We have got our WDF driver up and running with an 8 lane PCI express
card. It uses hardware DMA scatter gather and appears to be working
well. However we are only getting about 50% of the theoretical
bandwidth over 8 lanes (1GB/s instead of 2GB/s). Unfortunately we need
to hit around 60%. The 50% doesn't include driver overhead and is
measured by the hardware during the transfer.
One of the main factors that can affect PCI express efficiency is the
payload size.

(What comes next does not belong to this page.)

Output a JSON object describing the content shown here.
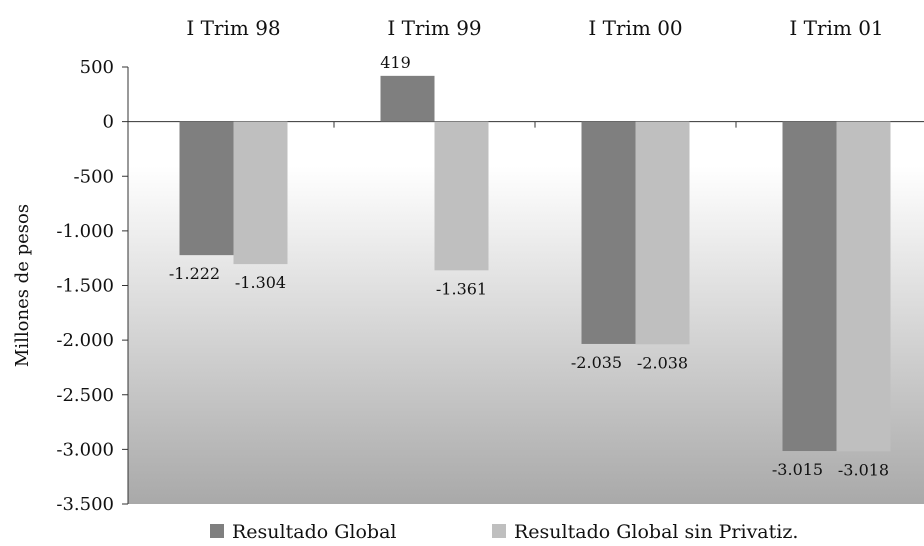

From what I have read the maximum payload is 4k which is
supposed to give near to 100%. For 128 byte payloads with an estimated
application overhead it's around 55%, and for 64 bytes it is around
40%. On our AMD platform as we are not measuring the overhead, it is
feasible that we're getting 64 byte payloads (our card supports 4k).
A few things we have noticed so far:
ATI X1900 XT has a maximum payload size of 128 (according to SiSoft
tool)
Intel 965 chipset has a maximum payload size of 128 (according to the
data sheet).
Here are a couple of questions I hope someone can shed some light on:
1) On an AMD system PCI express is interfaced by HyperTransport which
is packet based, and has a maximum payload size of 64 bytes. Does this
mean its PCI express interface is also limited to 64 byte payloads?
2) Does anyone know of a motherboard chipset that supports large
payloads (4k)?
Apologies if this is slightly off topic, but I guessed it is something
that will affect anyone writing a PCI express driver.